I sierogruppi di Vibrio cholerae che possono causare epidemie sono due: il Vibrio cholerae 01 e il Vibrio cholerae 0139. La principale riserva di questi patogeni sono rappresentati dall’uomo e dalle acque, soprattutto quelle salmastre presenti negli estuari, spesso ricchi di alghe e plancton. Il sierogruppo 01 provoca la maggior parte delle epidemie e, secondo recenti studi, il cambiamento climatico potrebbe favorire la formazione di ambienti adatti alla sua diffusione. Il sierogruppo 0139, invece, è stato identificato nel 1992 in Bangladesh e, per ora, la sua diffusione è stata accertata solo nel Sud-est asiatico. Gli altri gruppi di Vibrio cholerae possono causare deboli forme di diarrea, che però non si sviluppano in vere e proprie epidemie.
L’incubazione della malattia oscilla tra due e tre giorni ma in casi eccezionali può variare tra 2 ore e 5 giorni, “in funzione del numero di batteri ingeriti”. Nel 75% dei casi le persone infettate non manifestano alcun sintomo. Tra gli altri, solo una piccola parte sviluppa una forma grave della malattia. Quando presente, il sintomo prevalente è la diarrea, acquosa e marrone all’inizio chiara e liquida successivamente (tipico è l’aspetto ad “acqua di riso”). In alcuni soggetti la continua perdita di liquidi può portare alla disidratazione e allo shock, che nei casi più gravi può essere rapidamente fatale. La febbre non è un sintomo prevalente della malattia, mentre possono manifestarsi vomito e crampi alle gambe.
Di fronte a una malattia che colpisce con diarrea e vomito, l’aspetto chiave è la reintegrazione dei liquidi e dei sali persi. Il tutto attraverso soluzioni ricche di zuccheri, elettroliti e acqua. I casi più gravi necessitano, invece, di un ripristino dei fluidi intravenoso che, soprattutto all’inizio, richiede grandi volumi di liquidi, fino ai 4-6 litri. Con un’adeguata reidratazione solo l’1% dei pazienti muore e, di solito, in seguito al ripristino dei fluidi, la malattia si risolve autonomamente. Gli antibiotici, generalmente tetracicline o ciprofloxacina, possono abbreviare il decorso della malattia e ridurre l’intensità dei sintomi e sono utilizzati soprattutto per le forme più gravi o nei pazienti più a rischio, come gli anziani.
Una delle epidemie più celebri del passato è quella di Napoli: la notizia del colera in città iniziò a diffondersi la sera del 28 agosto.

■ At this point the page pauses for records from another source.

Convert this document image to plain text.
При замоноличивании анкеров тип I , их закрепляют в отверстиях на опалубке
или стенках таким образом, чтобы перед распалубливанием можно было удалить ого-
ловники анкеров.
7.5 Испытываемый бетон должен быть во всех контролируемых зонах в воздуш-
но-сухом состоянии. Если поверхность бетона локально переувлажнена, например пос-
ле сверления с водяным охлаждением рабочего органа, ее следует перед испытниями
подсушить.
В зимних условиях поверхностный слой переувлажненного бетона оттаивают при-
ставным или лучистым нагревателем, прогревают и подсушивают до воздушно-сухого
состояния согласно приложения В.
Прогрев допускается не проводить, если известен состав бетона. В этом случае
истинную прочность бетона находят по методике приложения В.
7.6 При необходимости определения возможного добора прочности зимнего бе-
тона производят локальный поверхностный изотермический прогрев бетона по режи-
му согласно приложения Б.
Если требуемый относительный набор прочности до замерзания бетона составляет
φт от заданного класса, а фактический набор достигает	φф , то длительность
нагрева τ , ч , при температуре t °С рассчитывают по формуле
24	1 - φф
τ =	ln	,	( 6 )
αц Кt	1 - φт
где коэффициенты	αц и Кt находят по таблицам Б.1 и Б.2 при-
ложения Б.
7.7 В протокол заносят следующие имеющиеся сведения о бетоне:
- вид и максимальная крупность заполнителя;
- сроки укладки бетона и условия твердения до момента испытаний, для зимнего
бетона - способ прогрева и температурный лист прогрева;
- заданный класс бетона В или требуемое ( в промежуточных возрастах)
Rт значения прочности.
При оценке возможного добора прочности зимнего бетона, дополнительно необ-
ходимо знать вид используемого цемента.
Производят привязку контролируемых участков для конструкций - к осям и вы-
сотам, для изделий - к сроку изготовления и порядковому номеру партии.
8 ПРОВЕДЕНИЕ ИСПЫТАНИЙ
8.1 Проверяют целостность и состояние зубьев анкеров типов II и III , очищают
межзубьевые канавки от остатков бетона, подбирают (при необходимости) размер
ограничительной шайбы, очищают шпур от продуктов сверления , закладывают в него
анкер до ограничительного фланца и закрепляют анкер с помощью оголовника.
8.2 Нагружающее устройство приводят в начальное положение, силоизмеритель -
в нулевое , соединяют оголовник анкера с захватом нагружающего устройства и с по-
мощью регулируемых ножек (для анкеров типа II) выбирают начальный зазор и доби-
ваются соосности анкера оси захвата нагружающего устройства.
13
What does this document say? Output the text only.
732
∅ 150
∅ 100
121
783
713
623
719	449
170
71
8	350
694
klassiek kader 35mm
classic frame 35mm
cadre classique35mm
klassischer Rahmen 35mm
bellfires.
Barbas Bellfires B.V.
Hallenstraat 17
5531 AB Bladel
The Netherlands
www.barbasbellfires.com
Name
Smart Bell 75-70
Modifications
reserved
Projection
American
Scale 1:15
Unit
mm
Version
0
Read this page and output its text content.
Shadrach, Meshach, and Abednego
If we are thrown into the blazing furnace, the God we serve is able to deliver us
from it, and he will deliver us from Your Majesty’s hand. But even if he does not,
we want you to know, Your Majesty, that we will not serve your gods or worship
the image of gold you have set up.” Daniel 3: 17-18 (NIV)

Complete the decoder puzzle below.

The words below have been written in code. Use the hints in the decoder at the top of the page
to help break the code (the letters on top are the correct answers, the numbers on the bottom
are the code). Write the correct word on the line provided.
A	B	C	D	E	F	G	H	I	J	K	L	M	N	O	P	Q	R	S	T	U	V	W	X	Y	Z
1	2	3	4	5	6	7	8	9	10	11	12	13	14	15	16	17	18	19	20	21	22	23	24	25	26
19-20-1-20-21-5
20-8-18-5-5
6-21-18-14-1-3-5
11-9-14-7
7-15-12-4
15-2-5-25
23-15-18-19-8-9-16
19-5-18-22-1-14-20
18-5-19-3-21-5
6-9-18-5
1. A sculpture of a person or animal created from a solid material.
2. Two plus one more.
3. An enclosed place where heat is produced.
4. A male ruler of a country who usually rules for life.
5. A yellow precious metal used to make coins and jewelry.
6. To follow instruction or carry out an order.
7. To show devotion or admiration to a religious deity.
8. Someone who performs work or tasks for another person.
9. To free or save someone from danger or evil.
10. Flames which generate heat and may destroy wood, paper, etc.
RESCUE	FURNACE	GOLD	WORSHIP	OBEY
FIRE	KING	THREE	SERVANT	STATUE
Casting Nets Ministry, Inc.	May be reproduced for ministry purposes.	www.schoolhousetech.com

Dopo i primi ricoveri si scatenò il panico tra la popolazione, con il prezzo dei limoni alle stelle e la corsa al vaccino che ha portato al record di un milione di immunizzati in una settimana. Le autorità provvedettero ad iperclorinare le acque dell’acquedotto municipale, proibendo la vendita dei frutti di mare e sequestrandoli nei ristoranti, avviando una campagna straordinaria di raccolta dei rifiuti, pulizia delle strade e disinfestazione dalle mosche. I sospetti, nel caso dell’epidemia a Napoli, si concentrarono infatti sulle cozze crude. I mitili sono in grado di filtrare tutto ciò che è contenuto nei mari nei quali vivono, ecco perché possono essere fonte di contaminazione batterica.